Rosa tenía diecisiete años y era española. Amalfitano tenía cincuenta y era chileno. Rosa tenía pasaporte desde los diez años. Durante algunos de sus viajes, recordaba Amalfitano, se habían encontrado en situaciones raras, pues Rosa pasaba las aduanas por la puerta de los ciudadanos comunitarios y Amalfitano por la puerta reservada a los no comunitarios. La primera vez Rosa tuvo un berrinche y se puso a llorar y no quería separarse de su padre. En otra ocasión, pues las colas avanzaban con ritmos muy distintos, rápida la de los comunitarios, más lenta y con mayor celo la de los no comunitarios, Rosa se perdió y Amalfitano tardó media hora en encontrarla. A veces los policías de aduanas veían a Rosa, tan pequeñita, y le preguntaban si viajaba sola o si alguien la esperaba a la salida. Rosa contestaba que viajaba con su padre, que era sudamericano, y que tenía que esperarlo allí mismo. En una ocasión a Rosa le revisaron su maleta pues sospecharon que el padre podía pasar droga o armas amparado en la inocencia y en la nacionalidad de su hija. Pero Amalfitano nunca había comerciado con drogas y tampoco con armas.
La que sí viajaba siempre armada, recordaba Amalfitano mientras se fumaba un cigarrillo mexicano sentado en su estudio o de pie en el porche a oscuras, era Lola, la madre de Rosa, que nunca se desprendía de una navaja de acero inoxidable con abertura de fuelle. Una vez los detuvieron en un aeropuerto, antes de que naciera Rosa, y le preguntaron qué hacía allí esa navaja. Es para pelar fruta, dijo Lola. Naranjas, manzanas, peras, kiwis, ese tipo de frutas. El policía se la quedó mirando durante un rato y luego la dejó pasar. Un año y algunos meses después de este incidente nació Rosa. Dos años después Lola se marchó de casa y aún llevaba consigo la navaja.

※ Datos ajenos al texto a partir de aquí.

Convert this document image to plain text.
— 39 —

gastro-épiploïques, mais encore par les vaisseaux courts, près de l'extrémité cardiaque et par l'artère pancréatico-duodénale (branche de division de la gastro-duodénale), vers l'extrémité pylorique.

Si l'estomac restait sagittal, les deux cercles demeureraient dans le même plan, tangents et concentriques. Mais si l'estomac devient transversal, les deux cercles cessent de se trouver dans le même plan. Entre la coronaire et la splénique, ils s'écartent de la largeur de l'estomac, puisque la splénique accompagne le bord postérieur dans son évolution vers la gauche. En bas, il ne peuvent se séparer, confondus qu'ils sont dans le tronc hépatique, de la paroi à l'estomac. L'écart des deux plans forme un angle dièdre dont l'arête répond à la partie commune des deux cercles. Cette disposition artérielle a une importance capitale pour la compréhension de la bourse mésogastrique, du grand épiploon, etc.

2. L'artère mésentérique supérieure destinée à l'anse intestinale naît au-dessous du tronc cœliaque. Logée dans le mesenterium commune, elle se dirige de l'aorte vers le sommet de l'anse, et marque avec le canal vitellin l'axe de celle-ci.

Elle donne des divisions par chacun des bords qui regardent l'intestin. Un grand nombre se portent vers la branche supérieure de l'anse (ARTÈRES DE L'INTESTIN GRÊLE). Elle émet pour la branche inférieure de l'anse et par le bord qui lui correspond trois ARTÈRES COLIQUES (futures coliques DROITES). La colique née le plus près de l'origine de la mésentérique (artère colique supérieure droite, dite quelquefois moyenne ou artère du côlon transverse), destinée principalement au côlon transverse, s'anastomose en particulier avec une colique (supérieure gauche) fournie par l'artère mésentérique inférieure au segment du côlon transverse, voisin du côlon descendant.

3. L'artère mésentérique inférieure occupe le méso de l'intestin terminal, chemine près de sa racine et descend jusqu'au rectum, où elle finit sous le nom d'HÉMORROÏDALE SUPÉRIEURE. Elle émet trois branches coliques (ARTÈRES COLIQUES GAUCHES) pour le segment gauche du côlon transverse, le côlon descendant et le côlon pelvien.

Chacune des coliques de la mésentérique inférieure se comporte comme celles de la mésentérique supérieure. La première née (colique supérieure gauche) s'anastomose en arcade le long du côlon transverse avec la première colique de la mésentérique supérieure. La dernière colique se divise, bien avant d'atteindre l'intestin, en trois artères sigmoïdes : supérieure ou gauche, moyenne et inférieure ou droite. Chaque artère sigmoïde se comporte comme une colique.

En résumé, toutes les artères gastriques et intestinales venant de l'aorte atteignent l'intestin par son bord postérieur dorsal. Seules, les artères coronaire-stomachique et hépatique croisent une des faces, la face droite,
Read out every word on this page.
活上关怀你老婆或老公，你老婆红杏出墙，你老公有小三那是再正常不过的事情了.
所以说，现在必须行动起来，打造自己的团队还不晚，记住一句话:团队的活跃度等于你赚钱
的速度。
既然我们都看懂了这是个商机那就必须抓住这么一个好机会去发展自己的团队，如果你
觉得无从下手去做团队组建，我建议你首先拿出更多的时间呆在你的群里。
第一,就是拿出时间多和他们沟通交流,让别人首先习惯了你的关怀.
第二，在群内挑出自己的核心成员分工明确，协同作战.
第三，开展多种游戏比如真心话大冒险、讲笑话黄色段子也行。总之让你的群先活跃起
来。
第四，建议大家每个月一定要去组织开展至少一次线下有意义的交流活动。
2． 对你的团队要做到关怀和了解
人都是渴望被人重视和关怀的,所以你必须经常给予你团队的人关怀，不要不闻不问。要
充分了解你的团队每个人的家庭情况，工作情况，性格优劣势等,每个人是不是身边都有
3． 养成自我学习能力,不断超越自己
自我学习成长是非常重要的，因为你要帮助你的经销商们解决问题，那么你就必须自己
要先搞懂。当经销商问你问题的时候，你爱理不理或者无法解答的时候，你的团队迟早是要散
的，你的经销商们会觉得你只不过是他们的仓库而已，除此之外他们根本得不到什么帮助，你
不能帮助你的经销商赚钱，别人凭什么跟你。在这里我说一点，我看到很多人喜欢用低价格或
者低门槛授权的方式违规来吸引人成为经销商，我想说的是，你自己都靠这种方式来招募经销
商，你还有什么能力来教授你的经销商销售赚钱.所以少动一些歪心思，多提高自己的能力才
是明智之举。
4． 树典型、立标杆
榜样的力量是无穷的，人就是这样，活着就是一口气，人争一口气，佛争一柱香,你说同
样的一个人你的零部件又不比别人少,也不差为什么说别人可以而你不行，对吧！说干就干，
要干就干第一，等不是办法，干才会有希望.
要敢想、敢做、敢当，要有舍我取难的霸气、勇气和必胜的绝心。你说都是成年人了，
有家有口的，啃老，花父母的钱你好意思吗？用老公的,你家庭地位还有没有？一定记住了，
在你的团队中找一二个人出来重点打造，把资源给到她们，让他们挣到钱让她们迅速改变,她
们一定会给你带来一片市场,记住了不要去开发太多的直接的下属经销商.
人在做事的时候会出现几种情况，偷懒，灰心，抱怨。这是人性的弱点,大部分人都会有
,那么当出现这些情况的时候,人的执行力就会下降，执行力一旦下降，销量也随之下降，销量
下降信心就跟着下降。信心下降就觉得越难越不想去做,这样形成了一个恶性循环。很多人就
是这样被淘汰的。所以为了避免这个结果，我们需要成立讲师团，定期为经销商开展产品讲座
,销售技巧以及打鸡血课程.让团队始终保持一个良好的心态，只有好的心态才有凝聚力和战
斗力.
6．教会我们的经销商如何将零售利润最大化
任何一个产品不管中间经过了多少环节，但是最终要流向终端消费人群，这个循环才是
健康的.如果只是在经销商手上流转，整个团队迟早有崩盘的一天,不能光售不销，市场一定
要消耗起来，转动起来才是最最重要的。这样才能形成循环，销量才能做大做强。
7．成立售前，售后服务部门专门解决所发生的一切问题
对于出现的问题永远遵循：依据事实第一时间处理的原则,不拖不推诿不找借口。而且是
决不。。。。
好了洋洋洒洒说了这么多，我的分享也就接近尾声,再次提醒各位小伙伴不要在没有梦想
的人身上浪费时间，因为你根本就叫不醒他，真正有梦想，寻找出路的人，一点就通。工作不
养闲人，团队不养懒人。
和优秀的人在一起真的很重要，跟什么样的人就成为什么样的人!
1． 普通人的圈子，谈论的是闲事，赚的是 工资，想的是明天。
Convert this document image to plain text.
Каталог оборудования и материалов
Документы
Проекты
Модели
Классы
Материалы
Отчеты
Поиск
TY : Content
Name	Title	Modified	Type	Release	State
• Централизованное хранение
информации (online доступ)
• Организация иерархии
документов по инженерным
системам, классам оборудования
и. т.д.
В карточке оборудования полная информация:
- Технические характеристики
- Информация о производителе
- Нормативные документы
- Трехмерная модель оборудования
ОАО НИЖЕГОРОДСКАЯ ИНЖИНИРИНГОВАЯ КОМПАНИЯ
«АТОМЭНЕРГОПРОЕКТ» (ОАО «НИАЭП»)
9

El pretexto que usó Lola fue el de ir a visitar a su poeta favorito, que vivía en el manicomio de Mondragón, cerca de San Sebastián. Amalfitano escuchó sus argumentos durante toda una noche mientras Lola preparaba su mochila y le aseguraba que no tardaría en volver a casa junto a él y junto a su niña.
Lola, sobre todo en los últimos tiempos, solía afirmar que conocía al poeta y que esto había sucedido durante una fiesta a la que asistió en Barcelona, antes de que Amalfitano entrara en su vida. En esta fiesta, que Lola definía como una fiesta salvaje, una fiesta atrasada que emergía de pronto en medio del calor del verano y de una caravana de coches con las luces rojas encendidas, se había acostado con él y habían hecho el amor toda la noche, aunque Amalfitano sabía que no era verdad, no sólo porque el poeta era homosexual, sino porque la primera noticia que tuvo Lola de su existencia se la debía a él, que le había regalado uno de sus libros. Después Lola se encargó de comprar el resto de la obra del poeta y de escoger a sus amigos entre las personas que creían que el poeta era un iluminado, un extraterrestre, un enviado de Dios, amigos que a su vez acababan de salir del manicomio de Sant Boi o que se habían vuelto locos después de repetidas curas de desintoxicación. En realidad, Amalfitano sabía que tarde o temprano su mujer emprendería el camino de San Sebastián, así que prefirió no discutir, ofrecerle parte de sus ahorros, rogarle que volviera al cabo de unos meses y asegurarle que cuidaría bien de la niña. Lola parecía no oír nada. Cuando tuvo hecha su mochila se fue a la cocina, preparó dos cafés y se quedó quieta, esperando a que amaneciera, pese a que Amalfitano trató de buscar temas de conversación que le interesaran o que, al menos, le hicieran más leve la espera. A las seis y media de la mañana sonó el timbre y Rosa dio un salto. Me vienen a buscar, dijo, y ante su inmovilidad Amalfitano se tuvo que levantar y preguntar por el interfono quién era. Oyó que una voz muy frágil decía soy yo. ¿Quién es?, dijo Amalfitano. Ábreme, soy yo, dijo la voz. ¿Quién?, dijo Amalfitano. La voz, sin abandonar su tono de fragilidad absoluta, pareció enojarse por el interrogatorio. Yo yo yo yo, dijo.